Commission Diène : « Une situation désastreuse »
Dans une conférence de presse virtuelle de ce jeudi 16 septembre, la commission d’enquête sur le Burundi confirme la persistance des violations graves des droits de l’Homme malgré les promesses initiales du président Ndayishimiye.
Un document de 54 pages. La commission d’enquête des Nations Unies sur le Burundi n’est pas tendre dans son cinquième rapport. L’espace démocratique étroitement fermé, arrestations, détentions arbitraires, tortures, exécutions et disparitions forcées … la liste des violations graves des droits de l’Homme est bien longue. Pour cette commission, « le calme de façade » qui règne au Burundi masque en fait une situation qui reste très préoccupante.
« Malgré les promesses du président Ndayishimiye d’améliorer durablement la situation des droits de l’Homme, seuls des gestes symboliques qui sont importants et appréciés et quelques mesures controversées ont été posés. Ces gestes et mesures ne sont pas suffisants en eux-mêmes. Ils ne visent pas à garantir le respect des libertés fondamentales notamment la liberté d’expression, d’information et d’association, » a déclaré le président de la Commission, Doudou Diène.
Les victimes de ces violations sont généralement toute voix dissonante, essentiellement les membres du parti de l’opposition et leurs proches ainsi que les ex-FAB.
La commission cite l’exemple de nombreuses violations graves des droits de la personne en lien avec de multiples attaques armées qui ont eu lieu depuis août 2020. Lors de la recherche des personnes soupçonnées d’être impliquées dans ces attaques armées ou collaborant avec des groupes rebelles, les forces de sécurité ont ciblé principalement des membres du principal parti d’opposition, le Congrès national pour la liberté (CNL), d’anciens membres des Forces armées burundaises (ex-FAB) dominées par les Tutsis ainsi que des rapatriés.
Les agents du SNR et des Imbonerakure indexés
Le rapport de la commission Diène pointe du doigt ceux qui sont à l’origine des violations graves des droits de l’homme, dont certaines pourraient constituer des crimes contre l’humanité. Il s’agit essentiellement des agents du Service national de renseignement (SNR), des policiers – y compris des Groupes mobiles d’intervention rapide (GMIR) – et des Imbonerakure.

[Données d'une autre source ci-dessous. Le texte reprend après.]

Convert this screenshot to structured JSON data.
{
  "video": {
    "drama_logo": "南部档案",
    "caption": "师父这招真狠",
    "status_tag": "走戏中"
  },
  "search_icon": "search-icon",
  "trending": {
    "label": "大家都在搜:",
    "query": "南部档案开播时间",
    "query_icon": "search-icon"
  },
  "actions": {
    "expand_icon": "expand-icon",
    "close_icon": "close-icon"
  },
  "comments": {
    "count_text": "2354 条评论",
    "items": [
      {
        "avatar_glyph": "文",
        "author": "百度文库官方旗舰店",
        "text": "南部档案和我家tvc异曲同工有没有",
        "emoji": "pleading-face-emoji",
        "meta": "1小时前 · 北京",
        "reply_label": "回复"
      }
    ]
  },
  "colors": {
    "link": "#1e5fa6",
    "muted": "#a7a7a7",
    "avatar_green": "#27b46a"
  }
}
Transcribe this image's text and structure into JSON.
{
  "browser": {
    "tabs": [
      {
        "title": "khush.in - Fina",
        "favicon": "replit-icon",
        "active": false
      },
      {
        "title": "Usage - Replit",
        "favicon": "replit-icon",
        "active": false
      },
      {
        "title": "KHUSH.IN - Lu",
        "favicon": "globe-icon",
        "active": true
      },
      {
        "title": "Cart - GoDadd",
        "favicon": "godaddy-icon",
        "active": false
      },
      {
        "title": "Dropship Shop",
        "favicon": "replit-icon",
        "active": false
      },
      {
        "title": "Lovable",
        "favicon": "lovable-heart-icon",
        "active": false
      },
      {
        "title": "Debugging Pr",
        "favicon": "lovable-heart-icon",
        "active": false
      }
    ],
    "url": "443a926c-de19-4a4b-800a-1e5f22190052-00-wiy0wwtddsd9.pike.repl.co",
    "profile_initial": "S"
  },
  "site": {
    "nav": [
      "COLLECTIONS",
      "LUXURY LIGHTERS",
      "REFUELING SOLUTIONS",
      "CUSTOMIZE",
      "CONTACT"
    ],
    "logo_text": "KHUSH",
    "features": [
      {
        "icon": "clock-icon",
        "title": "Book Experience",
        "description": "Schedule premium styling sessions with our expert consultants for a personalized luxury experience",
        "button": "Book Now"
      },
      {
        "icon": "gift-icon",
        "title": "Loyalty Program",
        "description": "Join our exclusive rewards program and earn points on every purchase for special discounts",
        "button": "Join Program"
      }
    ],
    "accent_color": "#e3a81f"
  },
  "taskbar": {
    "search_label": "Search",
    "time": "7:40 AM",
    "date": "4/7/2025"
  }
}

« Ils continuent de bénéficier d’une impunité généralisée pour leurs actions, comme c’est le cas depuis 2015. La lutte contre la criminalité et le terrorisme doit être menée dans le respect des droits de l’Homme», a déclaré de son côté la commissaire Françoise Hampson depuis Londres.
Elle a, par ailleurs, indiqué que l’État de droit au Burundi continue de s’éroder malgré l’intention déclarée du Président Ndayishimiye de le restaurer : « Lorsque les décisions du gouvernement sont prises arbitrairement, même à des fins positives, cela a une influence globalement corruptrice. On ne peut pas non plus compter sur le pouvoir judiciaire pour prévenir ou remédier aux violations des droits de l’Homme. Notre rapport montre comment l’exécutif n’a fait que renforcer son contrôle de la justice sous la nouvelle administration.»
La Commission d’enquête sur le Burundi doit présenter son rapport final lors d’un dialogue interactif avec le Conseil des droits de l’homme des Nations Unies le 23 septembre 2021.
Créée en septembre 2016, la commission d’enquête des Nations Unies sur le Burundi a été quasiment le seul mécanisme international indépendant à documenter et rapporter les violations des droits de l’homme au Burundi. Cinq ans après sa création, le renouvellement de son mandat est tout au plus incertain. Le gouvernement burundais s’oppose totalement à cette commission d’enquête, et a d’ailleurs refusé de coopérer avec elle depuis sa création.
Un défenseur des droits de l’Homme a indiqué à Iwacu : « On sait à 99% que la commission ne sera pas renouvelée. L’Union européenne ne soutient pas son renouvellement.»